- Rosewood Township, Minnesota Location within the state of Minnesota Rosewood Township, Minnesota Rosewood Township, Minnesota (the United States)
- Coordinates: 45°2′7″N 95°40′37″W﻿ / ﻿45.03528°N 95.67694°W
- Country: United States
- State: Minnesota
- County: Chippewa

Area
- • Total: 35.8 sq mi (92.6 km^{2})
- • Land: 35.7 sq mi (92.4 km^{2})
- • Water: 0.077 sq mi (0.2 km^{2})
- Elevation: 1,020 ft (311 m)

Population (2000)
- • Total: 303
- • Density: 8.5/sq mi (3.3/km^{2})
- Time zone: UTC-6 (Central (CST))
- • Summer (DST): UTC-5 (CDT)
- FIPS code: 27-55870
- GNIS feature ID: 0665471

= Rosewood Township, Chippewa County, Minnesota =

Rosewood Township is a township in Chippewa County, Minnesota, United States. The population was 303 at the year 2000 census.

==History==
Rosewood Township was organized in 1871, and named after Rosewood, Ohio, the former home of a share of early settlers.

==Geography==
According to the United States Census Bureau, the township has a total area of 35.8 square miles (92.6 km^{2}), of which 35.7 square miles (92.4 km^{2}) is land and 0.1 square mile (0.2 km^{2}) (0.22%) is water.

==Demographics==
As of the census of 2000, there were 303 people, 115 households, and 92 families residing in the township. The population density was 8.5 people per square mile (3.3/km^{2}). There were 123 housing units at an average density of 3.4/sq mi (1.3/km^{2}). The racial makeup of the township was 98.68% White, 0.66% African American, 0.33% Asian, 0.33% from other races.

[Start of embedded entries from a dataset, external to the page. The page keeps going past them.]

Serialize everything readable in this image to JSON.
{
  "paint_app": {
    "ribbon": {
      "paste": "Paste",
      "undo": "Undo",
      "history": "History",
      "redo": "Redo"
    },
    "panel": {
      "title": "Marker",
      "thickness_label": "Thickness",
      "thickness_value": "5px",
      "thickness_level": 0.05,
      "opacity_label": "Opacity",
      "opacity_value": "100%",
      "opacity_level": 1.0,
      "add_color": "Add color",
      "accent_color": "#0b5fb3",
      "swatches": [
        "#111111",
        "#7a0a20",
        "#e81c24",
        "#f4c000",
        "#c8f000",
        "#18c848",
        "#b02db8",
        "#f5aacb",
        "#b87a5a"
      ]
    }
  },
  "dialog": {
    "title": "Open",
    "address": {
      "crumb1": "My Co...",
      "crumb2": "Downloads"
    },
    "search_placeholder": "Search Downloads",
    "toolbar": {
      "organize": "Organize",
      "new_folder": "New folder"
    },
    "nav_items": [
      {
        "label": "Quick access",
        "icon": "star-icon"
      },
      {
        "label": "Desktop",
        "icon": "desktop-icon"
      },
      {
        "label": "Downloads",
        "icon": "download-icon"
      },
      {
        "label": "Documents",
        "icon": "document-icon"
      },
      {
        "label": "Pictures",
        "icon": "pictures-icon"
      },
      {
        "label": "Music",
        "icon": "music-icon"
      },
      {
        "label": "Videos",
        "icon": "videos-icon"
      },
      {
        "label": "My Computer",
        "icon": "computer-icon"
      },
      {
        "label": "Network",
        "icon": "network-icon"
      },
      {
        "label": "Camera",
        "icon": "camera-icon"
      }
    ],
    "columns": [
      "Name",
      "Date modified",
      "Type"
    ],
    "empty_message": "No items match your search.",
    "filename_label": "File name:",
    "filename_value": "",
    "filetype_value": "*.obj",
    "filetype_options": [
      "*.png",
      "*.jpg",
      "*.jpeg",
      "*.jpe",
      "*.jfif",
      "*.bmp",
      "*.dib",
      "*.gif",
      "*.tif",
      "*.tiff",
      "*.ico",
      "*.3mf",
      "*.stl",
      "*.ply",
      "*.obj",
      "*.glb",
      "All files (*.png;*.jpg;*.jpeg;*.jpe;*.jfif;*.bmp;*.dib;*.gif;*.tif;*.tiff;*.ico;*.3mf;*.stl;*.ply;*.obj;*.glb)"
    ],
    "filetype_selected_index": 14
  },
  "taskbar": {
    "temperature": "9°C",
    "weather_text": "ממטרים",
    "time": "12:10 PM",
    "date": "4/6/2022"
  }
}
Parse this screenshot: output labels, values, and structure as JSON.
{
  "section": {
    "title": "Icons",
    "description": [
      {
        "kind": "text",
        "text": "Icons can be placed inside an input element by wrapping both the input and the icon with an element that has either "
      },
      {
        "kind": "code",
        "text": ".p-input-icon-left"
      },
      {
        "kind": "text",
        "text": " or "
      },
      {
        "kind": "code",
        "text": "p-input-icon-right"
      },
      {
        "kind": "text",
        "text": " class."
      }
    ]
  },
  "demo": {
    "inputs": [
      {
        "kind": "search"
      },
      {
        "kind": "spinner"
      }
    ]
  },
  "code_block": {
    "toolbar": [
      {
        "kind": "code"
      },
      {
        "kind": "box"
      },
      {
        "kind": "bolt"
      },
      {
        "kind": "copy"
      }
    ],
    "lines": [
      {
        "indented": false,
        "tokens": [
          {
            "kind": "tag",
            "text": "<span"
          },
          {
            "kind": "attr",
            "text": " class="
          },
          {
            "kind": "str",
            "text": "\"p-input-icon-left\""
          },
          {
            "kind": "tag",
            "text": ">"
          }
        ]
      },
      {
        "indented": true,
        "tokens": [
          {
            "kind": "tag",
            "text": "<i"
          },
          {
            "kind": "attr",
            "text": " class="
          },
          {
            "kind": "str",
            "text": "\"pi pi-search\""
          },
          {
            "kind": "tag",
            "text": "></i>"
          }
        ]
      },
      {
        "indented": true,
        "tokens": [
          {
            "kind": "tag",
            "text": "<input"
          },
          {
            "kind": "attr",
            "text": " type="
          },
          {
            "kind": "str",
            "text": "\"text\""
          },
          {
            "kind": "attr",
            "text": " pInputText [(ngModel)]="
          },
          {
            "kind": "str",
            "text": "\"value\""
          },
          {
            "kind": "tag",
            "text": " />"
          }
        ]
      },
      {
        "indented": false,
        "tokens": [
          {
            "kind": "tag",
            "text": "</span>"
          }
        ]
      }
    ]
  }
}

Hispanic or Latino of any race were 0.33% of the population.

There were 115 households, out of which 34.8% had children under the age of 18 living with them, 73.9% were married couples living together, 1.7% had a female householder with no husband present, and 20.0% were non-families. 19.1% of all households were made up of individuals, and 6.1% had someone living alone who was 65 years of age or older. The average household size was 2.63 and the average family size was 2.99.

In the township the population was spread out, with 24.4% under the age of 18, 10.6% from 18 to 24, 26.1% from 25 to 44, 24.4% from 45 to 64, and 14.5% who were 65 years of age or older. The median age was 39 years. For every 100 females, there were 109.0 males. For every 100 females age 18 and over, there were 114.0 males.

The median income for a household in the township was $36,250, and the median income for a family was $39,500. Males had a median income of $31,786 versus $18,125 for females. The per capita income for the township was $15,811. About 4.4% of families and 8.2% of the population were below the poverty line, including 8.7% of those under the age of eighteen and 9.1% of those 65 or over.